Torrin Ryan, 18, of West Street finished first in the competition held during the All-Ireland Fleadh, an eight-day festival of Irish culture that attracted as many as 20,000 musicians, singers, dancers and other artists for numerous contests and concerts.
In its Aug. 19 edition, The Belfast Telegraph estimated the event drew as many as 300,000 spectators during the week and described it as the “world’s biggest celebration of Irish culture.”
The Irish Times put the number at 430,000, but whatever the figure, the crowds were big.
The Fleadh ended Aug.18.
Torrin couldn’t immediately be reached for comment, but his mom and dad, Matt and Cathy Ryan, are ecstatic and a little stunned by their son’s accomplishment on a stage holding the best uilleann players in the world.
“We are very happy,” Matt Ryan said. “When we heard, we couldn’t believe he had taken the competition.”
Cathy Ryan said it’s amazing that an American won the contest on an instrument that very few in the U.S. take up, or have even heard of.
Torrin, who competed in the 18 and up division, had to beat some very talented Irish players who are exposed to the instrument from an early age, she said.
“I’m just really proud of him,” said his mom. “He’s put in a lot of time and practice to achieve this.”
Torrin, who’s home schooled, had to earn the opportunity to compete in the Fleadh by besting others in preliminary rounds in the United States first, his dad said.
He was one of two selected from the United States for the competition, which included musicians from a number of other nations, Matt Ryan said.
Torrin was expected to return to Attleboro last Wednesday.
Matt Ryan said his son has worked at mastering the uilleann since he was 7 and now plays regularly at area venues.
In a recent Sun Chronicle story, Torrin said he was enchanted by the sound of the instrument the first time he heard it.

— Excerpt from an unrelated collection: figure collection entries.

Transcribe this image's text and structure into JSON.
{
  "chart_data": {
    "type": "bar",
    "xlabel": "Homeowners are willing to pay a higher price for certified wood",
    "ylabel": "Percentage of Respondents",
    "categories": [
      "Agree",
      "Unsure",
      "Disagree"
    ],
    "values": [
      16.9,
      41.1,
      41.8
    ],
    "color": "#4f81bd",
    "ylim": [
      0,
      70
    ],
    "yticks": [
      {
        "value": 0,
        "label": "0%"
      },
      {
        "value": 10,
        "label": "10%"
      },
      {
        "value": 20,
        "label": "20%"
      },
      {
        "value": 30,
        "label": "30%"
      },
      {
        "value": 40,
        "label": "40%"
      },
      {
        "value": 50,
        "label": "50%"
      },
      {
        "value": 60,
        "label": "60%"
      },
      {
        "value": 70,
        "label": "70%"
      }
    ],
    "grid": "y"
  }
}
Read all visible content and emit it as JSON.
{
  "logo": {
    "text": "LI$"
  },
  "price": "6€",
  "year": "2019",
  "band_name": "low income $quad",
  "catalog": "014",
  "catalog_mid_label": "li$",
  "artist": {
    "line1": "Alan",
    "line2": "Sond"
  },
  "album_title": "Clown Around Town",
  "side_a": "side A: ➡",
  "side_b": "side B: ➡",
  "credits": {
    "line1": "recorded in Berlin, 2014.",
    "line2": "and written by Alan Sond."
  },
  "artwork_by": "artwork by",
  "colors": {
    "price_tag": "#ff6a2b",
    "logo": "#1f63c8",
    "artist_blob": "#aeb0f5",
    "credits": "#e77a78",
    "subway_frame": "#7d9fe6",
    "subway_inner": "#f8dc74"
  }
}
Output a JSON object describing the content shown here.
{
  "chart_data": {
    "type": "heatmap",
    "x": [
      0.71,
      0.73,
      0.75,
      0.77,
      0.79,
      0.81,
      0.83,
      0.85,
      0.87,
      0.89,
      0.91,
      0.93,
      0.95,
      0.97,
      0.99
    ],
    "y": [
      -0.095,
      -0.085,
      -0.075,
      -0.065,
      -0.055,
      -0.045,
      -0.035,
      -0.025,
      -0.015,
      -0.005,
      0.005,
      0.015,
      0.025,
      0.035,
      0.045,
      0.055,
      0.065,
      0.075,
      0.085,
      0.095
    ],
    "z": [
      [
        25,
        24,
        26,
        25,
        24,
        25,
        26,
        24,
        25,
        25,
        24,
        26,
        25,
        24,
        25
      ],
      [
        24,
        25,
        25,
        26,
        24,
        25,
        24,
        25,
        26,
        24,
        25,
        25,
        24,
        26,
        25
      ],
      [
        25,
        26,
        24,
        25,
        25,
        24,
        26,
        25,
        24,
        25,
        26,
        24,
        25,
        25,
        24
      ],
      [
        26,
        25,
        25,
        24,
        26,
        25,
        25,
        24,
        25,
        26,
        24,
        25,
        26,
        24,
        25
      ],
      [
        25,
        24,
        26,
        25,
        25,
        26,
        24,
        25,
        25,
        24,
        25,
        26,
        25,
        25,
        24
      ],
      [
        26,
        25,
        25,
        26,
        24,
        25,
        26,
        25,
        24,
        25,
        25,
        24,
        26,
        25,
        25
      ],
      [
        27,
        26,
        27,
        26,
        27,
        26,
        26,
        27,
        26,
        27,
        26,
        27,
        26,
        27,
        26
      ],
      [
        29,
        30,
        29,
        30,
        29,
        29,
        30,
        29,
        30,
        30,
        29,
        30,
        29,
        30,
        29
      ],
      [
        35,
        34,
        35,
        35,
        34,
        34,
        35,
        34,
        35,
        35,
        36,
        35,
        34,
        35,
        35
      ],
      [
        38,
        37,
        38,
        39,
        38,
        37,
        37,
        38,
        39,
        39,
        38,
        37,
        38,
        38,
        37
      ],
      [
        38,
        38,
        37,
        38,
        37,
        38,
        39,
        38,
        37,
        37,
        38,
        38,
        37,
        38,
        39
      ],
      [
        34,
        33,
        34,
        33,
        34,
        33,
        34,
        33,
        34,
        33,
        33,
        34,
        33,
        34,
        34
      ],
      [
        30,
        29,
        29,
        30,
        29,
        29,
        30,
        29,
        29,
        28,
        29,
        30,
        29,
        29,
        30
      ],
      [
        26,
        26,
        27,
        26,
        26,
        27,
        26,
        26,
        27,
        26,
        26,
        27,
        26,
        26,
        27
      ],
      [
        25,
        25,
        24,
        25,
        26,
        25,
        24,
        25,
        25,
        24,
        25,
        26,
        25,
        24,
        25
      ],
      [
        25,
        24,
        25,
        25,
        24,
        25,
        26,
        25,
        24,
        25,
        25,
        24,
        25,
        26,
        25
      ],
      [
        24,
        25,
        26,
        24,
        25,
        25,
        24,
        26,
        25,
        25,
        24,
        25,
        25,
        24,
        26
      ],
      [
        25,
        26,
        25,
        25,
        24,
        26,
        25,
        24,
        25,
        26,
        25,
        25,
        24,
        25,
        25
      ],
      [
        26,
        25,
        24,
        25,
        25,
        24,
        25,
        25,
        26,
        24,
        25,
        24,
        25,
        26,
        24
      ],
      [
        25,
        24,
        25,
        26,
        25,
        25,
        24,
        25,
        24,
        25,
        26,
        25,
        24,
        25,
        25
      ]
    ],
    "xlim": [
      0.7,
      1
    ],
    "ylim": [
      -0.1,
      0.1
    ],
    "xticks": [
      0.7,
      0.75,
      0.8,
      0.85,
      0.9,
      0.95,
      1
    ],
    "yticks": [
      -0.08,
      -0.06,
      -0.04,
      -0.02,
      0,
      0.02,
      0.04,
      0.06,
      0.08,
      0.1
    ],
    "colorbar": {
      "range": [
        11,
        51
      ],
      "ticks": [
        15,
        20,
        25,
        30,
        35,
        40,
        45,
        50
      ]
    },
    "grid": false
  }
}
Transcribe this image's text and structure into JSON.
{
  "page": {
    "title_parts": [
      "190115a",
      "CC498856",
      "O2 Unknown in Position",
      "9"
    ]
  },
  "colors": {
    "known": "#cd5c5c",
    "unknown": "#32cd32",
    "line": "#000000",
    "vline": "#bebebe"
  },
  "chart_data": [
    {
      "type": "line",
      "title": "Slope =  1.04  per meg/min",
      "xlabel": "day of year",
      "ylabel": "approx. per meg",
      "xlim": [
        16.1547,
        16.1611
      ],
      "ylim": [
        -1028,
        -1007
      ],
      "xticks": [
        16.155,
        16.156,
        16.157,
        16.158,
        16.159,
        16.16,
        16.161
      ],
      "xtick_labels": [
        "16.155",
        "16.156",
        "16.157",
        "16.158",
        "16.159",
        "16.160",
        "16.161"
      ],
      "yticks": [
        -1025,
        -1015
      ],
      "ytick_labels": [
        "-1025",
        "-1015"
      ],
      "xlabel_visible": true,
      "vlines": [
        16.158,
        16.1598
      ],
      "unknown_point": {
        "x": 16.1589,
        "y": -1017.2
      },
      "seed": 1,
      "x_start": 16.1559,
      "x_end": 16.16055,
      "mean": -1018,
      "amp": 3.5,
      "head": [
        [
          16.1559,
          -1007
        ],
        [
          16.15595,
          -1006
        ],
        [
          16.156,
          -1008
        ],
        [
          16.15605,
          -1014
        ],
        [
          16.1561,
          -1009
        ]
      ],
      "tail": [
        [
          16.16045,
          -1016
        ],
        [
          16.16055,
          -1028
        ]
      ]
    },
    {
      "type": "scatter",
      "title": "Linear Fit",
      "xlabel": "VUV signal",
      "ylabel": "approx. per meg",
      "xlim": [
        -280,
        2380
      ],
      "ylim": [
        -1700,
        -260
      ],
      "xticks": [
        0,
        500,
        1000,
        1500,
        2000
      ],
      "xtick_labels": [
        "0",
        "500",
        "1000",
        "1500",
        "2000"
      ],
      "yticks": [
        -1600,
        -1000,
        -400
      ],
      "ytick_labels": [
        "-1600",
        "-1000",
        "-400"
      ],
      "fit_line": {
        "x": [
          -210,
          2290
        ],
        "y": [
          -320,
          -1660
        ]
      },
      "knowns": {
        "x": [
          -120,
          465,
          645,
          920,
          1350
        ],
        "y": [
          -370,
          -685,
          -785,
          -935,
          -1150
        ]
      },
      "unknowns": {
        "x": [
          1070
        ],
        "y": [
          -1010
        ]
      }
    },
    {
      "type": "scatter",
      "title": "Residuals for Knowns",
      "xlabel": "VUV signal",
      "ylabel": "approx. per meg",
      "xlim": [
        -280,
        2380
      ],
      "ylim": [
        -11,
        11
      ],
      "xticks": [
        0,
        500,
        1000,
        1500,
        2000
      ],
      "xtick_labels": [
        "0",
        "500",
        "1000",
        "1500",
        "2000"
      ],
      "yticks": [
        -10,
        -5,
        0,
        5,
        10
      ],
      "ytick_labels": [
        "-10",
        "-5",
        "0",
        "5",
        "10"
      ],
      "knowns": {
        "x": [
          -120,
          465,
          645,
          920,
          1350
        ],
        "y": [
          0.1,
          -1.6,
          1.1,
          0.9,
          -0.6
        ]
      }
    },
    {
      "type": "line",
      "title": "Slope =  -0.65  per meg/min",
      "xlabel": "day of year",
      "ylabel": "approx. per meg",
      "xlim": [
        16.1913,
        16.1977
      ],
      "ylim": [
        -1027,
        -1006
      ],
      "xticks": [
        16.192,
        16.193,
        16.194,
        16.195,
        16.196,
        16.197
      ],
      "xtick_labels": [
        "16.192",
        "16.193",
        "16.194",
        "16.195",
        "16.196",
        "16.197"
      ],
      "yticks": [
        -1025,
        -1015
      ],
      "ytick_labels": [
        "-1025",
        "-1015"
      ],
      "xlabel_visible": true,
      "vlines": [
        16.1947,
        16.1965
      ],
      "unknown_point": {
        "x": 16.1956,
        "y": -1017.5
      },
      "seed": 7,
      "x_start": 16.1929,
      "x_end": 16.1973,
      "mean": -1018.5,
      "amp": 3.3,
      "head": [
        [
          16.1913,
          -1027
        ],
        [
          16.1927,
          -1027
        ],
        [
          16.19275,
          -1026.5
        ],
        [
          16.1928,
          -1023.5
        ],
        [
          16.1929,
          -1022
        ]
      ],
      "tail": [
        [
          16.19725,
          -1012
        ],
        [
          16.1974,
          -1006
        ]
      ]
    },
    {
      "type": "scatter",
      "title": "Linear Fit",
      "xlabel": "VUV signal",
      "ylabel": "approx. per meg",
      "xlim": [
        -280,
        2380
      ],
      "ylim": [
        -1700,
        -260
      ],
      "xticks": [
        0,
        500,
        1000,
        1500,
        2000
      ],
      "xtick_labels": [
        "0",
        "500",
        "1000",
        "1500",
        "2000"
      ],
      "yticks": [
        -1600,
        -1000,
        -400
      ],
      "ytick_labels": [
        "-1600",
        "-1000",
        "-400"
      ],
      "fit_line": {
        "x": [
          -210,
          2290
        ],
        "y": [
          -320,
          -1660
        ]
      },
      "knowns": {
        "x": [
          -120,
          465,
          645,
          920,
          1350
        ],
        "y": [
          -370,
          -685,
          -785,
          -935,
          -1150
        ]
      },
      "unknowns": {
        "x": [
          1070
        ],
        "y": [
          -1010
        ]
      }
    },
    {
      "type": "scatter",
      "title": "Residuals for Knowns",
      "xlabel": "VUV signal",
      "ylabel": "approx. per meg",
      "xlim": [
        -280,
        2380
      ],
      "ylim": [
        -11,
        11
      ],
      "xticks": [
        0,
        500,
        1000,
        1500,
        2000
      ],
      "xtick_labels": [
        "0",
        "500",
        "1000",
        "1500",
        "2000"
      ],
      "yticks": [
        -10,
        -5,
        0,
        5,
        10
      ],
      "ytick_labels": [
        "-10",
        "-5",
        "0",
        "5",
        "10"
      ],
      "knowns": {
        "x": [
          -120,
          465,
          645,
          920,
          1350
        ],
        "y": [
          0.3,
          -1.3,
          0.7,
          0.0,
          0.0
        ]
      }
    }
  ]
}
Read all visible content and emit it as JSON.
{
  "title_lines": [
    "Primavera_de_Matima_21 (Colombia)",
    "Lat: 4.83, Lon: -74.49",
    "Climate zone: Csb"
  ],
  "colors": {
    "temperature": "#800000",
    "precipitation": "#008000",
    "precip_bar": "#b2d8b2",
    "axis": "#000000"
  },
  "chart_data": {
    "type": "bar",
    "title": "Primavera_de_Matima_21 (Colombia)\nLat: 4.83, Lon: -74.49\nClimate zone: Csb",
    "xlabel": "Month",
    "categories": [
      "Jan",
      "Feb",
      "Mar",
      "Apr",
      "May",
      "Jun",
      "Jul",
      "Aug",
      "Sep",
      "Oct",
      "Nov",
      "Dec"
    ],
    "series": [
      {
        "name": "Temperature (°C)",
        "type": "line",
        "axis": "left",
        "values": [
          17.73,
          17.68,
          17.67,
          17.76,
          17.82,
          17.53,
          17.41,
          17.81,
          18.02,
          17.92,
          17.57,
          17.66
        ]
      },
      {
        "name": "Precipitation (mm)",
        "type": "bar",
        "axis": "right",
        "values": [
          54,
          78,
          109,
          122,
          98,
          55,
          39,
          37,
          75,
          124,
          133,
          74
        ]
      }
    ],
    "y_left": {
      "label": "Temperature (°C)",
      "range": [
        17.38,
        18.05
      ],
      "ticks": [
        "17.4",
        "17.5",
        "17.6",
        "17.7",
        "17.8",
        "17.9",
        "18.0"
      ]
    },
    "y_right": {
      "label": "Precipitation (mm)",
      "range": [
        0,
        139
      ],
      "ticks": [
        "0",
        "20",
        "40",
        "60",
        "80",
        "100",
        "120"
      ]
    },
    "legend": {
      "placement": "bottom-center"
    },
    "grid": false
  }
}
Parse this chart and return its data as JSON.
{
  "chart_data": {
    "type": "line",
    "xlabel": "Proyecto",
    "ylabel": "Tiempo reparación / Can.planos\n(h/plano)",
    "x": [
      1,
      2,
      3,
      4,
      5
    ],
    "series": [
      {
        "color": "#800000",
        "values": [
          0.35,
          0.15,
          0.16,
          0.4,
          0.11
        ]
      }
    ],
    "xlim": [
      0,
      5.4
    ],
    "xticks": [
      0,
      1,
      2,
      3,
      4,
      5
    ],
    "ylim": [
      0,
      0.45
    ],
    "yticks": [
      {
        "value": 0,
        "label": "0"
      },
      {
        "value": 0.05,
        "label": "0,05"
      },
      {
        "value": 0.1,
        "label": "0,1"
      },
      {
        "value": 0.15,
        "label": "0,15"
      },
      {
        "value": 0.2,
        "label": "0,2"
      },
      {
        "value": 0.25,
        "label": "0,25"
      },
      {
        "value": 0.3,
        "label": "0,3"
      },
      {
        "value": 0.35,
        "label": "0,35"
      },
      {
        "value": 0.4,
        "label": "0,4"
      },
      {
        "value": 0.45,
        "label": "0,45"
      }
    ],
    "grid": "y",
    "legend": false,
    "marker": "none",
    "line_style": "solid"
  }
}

“It just clicked that that’s what I wanted to play myself,” he said. “It has such a sound that when the entire instrument is going, you can’t not like it.”
While often compared to the more familiar Scottish bagpipes, the uilleann is played by pumping air through a bellows attached to the musician’s elbow.
Traditional Scottish bagpipes create their own haunting sound when the musician blows into the instrument.
Torrin played the uilleann at the Fleadh when he was about 15, and at the time traveled with his mom, his dad said.
He’s on his own on this time, and Matt Ryan couldn’t be prouder.
“This year, he’s by himself and he’s doing a pretty good job,” he said.